When I started going to Venice on a truly regular basis about 5 years ago, I came across the Frari. It is one of the greatest churches in the city. And there, I would make a stop, once each trip, to light a candle and make an offering to Saint Anthony: “I wish for happiness.”
And then, on June 2, 2012, Adam walked into my life in a little Italian (of course) coffee kiosk called Caffe Bellagio in Santa Monica, California, and my world changed in an instant. When I invited him to Venice that following February, I took him to the Frari, and I did my same ritual, but instead of saying my same wish, all I could say was “Thank you.” And I cried. And that is all I have said since then to Saint Anthony… “Thank you.” Thank you for finding my heart, thank you for finding my happiness, thank you for finding my twin. I have no more wishes to make.

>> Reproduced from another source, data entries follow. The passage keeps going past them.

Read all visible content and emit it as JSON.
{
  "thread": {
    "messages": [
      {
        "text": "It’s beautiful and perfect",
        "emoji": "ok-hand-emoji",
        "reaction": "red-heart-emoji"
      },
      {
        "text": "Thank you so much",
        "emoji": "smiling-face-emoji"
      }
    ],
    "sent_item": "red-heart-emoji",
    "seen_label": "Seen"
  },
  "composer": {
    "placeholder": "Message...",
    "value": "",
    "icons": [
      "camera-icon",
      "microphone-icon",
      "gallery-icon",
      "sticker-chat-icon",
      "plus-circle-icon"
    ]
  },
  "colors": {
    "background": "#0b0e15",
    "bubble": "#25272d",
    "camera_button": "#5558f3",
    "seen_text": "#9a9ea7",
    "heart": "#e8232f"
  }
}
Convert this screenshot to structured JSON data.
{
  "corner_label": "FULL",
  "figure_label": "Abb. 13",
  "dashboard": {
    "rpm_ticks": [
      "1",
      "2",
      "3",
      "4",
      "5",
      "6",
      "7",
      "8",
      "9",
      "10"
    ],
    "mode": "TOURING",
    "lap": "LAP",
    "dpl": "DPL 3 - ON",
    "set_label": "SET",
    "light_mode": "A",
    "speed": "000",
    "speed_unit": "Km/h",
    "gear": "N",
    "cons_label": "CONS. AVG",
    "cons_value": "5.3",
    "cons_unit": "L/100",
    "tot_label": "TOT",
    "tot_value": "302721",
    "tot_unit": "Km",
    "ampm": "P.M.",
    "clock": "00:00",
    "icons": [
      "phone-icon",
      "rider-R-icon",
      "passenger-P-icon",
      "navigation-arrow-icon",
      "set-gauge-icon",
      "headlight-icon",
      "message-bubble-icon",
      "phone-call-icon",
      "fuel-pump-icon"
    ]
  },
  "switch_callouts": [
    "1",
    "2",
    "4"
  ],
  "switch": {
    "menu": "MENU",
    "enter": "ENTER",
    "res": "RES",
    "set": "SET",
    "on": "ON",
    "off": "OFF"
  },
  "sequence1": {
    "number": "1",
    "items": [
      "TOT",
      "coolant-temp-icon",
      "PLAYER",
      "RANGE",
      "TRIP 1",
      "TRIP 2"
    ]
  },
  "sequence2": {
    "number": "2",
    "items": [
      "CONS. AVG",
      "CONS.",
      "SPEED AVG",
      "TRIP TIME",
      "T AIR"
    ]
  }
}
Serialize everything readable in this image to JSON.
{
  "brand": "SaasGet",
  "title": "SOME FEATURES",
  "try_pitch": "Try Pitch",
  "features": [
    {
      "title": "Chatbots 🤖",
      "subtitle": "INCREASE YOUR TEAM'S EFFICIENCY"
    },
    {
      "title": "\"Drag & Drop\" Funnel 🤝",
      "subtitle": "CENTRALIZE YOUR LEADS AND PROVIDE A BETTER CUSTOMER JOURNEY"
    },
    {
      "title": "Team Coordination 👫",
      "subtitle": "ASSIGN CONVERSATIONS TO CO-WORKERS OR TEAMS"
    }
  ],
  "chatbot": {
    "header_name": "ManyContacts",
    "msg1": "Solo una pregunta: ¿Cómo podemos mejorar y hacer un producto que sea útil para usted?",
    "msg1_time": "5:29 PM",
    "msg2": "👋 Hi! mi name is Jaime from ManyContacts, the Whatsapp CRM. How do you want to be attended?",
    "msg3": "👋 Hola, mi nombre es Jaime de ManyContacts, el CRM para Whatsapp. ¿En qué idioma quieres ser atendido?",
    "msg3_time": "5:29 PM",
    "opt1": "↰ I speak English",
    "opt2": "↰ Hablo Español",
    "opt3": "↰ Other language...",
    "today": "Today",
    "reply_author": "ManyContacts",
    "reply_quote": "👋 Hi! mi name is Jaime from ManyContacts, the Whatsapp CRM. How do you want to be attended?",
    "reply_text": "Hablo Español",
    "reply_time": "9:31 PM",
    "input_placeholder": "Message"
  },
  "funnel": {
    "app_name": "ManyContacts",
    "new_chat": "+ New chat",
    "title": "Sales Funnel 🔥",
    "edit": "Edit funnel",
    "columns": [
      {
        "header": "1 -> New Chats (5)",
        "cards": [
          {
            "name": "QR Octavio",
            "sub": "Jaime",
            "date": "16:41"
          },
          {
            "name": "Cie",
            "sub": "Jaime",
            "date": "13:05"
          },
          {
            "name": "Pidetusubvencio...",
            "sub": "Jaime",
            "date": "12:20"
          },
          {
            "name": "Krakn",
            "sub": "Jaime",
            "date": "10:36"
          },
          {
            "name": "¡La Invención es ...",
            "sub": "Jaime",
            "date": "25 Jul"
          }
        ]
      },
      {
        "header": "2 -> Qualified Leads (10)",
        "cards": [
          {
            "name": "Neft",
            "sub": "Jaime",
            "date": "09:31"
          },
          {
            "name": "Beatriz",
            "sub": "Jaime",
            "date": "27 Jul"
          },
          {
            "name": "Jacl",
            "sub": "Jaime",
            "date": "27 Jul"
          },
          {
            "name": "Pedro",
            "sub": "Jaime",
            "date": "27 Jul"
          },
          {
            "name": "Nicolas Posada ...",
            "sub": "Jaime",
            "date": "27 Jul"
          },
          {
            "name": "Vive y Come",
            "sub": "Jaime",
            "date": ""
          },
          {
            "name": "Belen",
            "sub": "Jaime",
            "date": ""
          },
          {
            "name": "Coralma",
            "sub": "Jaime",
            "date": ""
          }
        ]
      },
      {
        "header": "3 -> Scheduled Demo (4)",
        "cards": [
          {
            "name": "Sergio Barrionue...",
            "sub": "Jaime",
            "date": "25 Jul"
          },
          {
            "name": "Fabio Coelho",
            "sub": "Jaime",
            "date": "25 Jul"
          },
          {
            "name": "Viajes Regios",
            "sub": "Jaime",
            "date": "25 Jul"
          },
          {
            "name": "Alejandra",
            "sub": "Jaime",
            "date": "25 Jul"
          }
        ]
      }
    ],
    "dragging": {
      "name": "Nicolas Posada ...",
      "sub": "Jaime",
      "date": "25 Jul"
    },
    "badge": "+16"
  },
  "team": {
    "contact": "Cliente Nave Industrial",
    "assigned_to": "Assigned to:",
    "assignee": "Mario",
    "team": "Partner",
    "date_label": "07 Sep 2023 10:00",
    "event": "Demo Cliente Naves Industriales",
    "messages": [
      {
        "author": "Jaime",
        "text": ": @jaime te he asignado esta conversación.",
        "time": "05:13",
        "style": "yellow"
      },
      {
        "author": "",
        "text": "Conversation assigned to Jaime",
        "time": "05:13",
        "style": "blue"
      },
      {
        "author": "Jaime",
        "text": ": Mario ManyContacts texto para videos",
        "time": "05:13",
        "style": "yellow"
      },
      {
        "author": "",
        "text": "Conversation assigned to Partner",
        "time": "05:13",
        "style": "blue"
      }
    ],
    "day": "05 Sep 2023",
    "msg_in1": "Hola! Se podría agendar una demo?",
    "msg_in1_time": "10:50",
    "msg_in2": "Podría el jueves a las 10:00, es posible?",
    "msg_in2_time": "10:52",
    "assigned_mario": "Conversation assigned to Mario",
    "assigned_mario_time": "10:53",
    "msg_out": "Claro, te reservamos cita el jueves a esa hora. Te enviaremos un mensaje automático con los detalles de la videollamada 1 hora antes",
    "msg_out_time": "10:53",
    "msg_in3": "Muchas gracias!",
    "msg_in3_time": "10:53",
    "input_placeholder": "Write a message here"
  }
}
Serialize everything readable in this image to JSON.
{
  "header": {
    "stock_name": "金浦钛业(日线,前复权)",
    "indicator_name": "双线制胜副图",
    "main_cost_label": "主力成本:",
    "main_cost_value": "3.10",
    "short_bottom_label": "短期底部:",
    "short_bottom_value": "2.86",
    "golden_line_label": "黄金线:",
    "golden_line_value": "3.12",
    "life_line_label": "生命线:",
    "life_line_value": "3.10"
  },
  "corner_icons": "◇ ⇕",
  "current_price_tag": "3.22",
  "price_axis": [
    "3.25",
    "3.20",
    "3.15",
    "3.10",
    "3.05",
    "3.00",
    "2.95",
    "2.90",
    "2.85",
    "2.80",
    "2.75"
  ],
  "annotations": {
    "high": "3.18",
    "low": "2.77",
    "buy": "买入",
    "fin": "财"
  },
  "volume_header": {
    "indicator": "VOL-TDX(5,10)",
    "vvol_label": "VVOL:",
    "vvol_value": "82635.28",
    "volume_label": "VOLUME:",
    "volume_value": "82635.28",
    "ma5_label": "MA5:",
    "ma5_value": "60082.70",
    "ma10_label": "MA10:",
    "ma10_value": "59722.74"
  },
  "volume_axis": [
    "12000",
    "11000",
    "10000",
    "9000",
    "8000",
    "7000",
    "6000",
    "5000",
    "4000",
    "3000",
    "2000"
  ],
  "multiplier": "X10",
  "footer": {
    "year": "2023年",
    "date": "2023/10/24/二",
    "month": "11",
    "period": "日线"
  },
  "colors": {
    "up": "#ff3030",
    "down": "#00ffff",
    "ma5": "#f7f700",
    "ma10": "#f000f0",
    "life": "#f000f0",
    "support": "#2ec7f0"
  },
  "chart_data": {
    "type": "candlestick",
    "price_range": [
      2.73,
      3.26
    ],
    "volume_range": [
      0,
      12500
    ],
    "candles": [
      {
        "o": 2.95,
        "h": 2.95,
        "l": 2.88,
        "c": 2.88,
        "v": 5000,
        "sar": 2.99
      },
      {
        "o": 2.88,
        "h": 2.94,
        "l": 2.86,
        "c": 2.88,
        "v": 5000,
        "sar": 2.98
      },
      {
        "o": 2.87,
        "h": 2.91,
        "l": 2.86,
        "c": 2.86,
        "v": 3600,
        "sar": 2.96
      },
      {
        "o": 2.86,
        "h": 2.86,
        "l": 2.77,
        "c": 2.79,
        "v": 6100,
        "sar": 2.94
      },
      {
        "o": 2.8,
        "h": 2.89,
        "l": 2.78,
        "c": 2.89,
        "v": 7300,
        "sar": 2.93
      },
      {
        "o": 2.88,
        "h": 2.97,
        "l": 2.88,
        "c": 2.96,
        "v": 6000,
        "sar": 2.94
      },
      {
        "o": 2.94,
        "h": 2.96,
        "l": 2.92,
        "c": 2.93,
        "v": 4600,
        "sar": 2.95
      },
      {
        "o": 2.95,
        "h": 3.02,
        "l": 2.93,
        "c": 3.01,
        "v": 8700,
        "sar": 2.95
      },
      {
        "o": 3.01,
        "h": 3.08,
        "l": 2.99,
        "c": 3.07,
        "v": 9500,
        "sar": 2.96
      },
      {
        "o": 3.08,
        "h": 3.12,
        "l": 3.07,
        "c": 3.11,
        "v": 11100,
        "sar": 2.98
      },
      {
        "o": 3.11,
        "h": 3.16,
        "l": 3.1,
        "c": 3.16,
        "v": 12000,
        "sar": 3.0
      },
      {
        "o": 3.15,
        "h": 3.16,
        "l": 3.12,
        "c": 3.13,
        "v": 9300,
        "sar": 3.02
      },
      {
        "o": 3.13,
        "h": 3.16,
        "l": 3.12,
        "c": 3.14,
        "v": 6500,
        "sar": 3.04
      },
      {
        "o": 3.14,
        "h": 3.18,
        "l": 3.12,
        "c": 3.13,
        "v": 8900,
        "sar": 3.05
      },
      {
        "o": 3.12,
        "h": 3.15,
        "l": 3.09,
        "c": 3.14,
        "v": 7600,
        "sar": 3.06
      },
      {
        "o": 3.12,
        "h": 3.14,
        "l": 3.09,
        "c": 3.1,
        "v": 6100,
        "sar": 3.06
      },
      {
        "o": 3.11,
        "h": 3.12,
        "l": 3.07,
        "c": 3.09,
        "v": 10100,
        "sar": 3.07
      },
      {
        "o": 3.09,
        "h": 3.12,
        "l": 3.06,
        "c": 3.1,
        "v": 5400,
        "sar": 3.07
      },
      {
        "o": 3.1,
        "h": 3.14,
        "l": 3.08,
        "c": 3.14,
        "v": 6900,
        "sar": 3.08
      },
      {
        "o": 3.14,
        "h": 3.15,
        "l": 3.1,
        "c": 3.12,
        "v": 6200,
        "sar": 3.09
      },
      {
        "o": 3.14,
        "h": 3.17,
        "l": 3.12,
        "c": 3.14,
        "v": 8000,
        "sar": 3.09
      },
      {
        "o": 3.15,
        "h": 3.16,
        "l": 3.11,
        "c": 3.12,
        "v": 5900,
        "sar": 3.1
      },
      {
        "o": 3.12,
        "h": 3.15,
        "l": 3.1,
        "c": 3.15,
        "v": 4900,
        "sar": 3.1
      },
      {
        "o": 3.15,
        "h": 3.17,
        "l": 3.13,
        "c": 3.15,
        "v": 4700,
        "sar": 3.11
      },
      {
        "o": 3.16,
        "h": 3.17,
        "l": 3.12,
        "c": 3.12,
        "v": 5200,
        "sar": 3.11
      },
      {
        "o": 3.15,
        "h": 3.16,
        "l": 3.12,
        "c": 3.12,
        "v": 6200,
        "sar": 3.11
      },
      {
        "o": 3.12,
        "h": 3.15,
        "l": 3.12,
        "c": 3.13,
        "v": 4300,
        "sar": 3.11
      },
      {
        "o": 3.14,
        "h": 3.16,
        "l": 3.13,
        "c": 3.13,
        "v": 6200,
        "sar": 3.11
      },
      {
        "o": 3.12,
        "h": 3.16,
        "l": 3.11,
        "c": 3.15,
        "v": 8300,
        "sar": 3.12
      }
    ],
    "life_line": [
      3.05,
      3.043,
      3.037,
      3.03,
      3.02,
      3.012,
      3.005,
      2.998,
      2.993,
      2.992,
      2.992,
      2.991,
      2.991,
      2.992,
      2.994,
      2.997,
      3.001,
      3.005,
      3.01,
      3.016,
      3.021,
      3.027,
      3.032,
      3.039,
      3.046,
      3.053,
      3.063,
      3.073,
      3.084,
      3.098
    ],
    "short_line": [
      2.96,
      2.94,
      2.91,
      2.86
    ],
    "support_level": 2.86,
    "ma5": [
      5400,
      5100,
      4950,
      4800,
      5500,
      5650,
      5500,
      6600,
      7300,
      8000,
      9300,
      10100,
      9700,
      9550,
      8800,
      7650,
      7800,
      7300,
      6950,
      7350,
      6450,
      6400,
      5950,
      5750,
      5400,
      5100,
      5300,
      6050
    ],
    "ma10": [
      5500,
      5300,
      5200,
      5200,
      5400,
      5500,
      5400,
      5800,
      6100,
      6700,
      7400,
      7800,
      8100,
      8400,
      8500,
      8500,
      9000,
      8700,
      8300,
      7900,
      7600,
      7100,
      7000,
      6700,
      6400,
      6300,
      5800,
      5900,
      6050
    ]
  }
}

Fast forward to our apartment hunting in Venice, which has been extremely difficult and painful, because we have been rejected at every turn, because we have our furry family, Hambone, Cubby Petunia, and Cornbread. I hate to even write this because I am superstitous and I don’t want to jinx it, but we are nearly about to close on an apartment in Campo dei Frari, with an unobstructed view of the Frari, the very place I made so many wishes. This is not lost on me, nor should it be lost on anyone else, that if this isn’t a sign, I don’t know what a sign would be.
Our apartment would be on the third floor, with the balcony, looking straight out to the Frari Church. And on the wall to the right, just above the awning is a plaque that reads “Campo dei Frari.” We should know for sure in a week or so if it’s ours.
Well, Saint Anthony, maybe I have just one last wish. Thank you.